Similarly, although the Ottoman pretext for war was support for their ally, the aforementioned Thokoly, the grand vizier who eventually led nearly 300,000 Turks to conquer Vienna, Kara Mustafa—reputed to be “fanatically anti-Christian”—exposed his mind earlier: “They ought,” he had told Ottoman high command, “to take advantage of the disorders of the Christians [Catholic-Protestant schism] by the siege of the place [Vienna], the conquest of which would assure that of all Hungary [currently the Turks’ “ally”], and open them a passage to the greatest victories.” Later, during an elaborate pre-jihad ceremony, Sultan Muhammad IV, “desiring him [Mustafa] to fight generously for the Mahometan faith,” placed “the standard of the Prophet … into his hands for the extirpation of infidels, and the increase of Muslemen.”
There are many other examples highlighting the religious/ideological nature of the Ottoman siege of Vienna: before initiating its bombardment, Kara Mustafa offered the city the standard Islamic ultimatum (convert, capitulate, or else); and the Ottomans are constantly depicted as crying out typical jihadi phrases, such as “Allahu Akbar.”

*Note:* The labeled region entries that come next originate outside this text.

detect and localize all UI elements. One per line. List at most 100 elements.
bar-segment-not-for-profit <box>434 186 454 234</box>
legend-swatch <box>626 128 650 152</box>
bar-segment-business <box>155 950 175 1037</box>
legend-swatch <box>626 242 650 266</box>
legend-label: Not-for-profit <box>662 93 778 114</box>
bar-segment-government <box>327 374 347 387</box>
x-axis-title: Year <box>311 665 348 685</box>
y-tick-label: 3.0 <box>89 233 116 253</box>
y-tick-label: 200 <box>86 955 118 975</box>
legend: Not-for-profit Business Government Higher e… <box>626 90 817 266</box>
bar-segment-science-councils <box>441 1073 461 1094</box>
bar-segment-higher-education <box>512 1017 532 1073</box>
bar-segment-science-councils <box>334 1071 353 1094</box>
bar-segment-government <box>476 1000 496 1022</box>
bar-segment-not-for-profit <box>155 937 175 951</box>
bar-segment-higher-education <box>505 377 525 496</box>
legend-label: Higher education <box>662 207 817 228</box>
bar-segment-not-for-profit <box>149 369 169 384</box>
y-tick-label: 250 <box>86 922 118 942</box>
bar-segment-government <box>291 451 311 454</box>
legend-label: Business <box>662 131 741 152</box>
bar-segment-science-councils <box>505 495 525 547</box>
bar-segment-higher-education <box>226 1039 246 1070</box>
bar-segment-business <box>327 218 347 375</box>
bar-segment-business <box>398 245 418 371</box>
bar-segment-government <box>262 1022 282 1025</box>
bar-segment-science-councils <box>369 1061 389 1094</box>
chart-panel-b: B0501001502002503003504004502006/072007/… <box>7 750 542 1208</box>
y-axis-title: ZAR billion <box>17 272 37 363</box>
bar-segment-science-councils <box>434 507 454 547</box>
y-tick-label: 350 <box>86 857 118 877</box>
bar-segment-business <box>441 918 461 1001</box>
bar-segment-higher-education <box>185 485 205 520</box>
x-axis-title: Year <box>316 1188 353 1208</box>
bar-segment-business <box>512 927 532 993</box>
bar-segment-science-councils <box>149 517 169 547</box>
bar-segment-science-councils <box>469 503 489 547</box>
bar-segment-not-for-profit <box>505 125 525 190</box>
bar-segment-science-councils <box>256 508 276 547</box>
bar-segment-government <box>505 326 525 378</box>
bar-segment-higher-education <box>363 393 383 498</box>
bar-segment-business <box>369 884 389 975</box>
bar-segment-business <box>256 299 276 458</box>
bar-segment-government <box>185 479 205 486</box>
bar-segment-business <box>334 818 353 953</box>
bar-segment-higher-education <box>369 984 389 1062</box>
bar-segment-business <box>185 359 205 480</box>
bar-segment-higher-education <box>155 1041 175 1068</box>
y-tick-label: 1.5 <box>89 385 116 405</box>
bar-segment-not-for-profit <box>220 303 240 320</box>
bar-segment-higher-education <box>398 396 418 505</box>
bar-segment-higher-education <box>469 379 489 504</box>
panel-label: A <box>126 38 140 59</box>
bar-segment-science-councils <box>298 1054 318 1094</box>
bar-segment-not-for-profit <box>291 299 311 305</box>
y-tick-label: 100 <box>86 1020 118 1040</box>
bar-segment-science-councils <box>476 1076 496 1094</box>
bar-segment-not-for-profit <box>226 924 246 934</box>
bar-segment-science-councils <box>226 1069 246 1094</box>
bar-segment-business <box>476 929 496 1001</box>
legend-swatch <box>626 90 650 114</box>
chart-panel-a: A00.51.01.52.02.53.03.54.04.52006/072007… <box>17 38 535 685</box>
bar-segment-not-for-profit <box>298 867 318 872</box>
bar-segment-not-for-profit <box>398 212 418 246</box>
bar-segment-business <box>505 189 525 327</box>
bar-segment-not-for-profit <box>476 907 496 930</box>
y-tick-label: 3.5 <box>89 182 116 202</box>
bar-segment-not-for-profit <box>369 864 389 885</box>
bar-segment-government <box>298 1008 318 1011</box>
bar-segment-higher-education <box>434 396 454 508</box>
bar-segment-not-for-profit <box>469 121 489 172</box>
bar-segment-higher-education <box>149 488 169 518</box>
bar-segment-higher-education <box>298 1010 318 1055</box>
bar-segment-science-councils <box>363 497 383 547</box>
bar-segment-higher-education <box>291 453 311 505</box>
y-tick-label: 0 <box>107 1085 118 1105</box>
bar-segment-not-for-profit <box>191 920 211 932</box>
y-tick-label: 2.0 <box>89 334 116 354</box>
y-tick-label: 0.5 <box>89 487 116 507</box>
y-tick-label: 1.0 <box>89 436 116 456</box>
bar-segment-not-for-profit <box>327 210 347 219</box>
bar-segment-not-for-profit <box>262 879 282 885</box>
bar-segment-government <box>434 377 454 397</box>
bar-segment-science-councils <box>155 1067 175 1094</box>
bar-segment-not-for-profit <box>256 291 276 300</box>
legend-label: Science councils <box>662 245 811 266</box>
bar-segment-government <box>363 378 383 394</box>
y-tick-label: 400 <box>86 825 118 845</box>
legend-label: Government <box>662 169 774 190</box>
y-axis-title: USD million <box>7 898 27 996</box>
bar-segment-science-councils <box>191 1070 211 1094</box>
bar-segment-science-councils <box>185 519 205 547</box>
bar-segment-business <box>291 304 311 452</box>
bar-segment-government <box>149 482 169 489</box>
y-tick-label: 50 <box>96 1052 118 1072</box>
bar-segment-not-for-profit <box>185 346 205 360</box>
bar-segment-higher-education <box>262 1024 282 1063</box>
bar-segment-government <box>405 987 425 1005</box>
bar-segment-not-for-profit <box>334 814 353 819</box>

So much for Norberg’s categorical claim that “back then, people concerned themselves with other divisions [than religion].”
In the end, however, Norberg’s greatest failure is that his is a classic strawman argument. Recall the title of his video: “Dead Wrong: The Anti-Muslim Myth.” Recall his opening sentence: “The Nativist right likes to tell the story of the West through the prism of a conflict between Christendom and Islam.” Yet, while pretending to debunk the religious nature of the perennial conflict between Christendom and Islam—which dramatically manifested itself in countless ways and battles over the course of a millennium before the siege of Vienna in 1683—he talks only about that one encounter (and fails even there).
The reason is evident: before the aforementioned Catholic-Protestant rift began in the sixteenth century, Christian unity against Islam was relatively solid, providing little material for people like Norberg—such as John Voll and William Polk, professors of Islamic history—to manipulate in an effort to show that the “anti-Muslim myth” is “dead wrong.”
Such are the Left’s tired tricks when conforming history to its narrative: take exceptions and aberrations, exaggerate and place them at center stage, and completely ignore the constants. Above all, offer no context.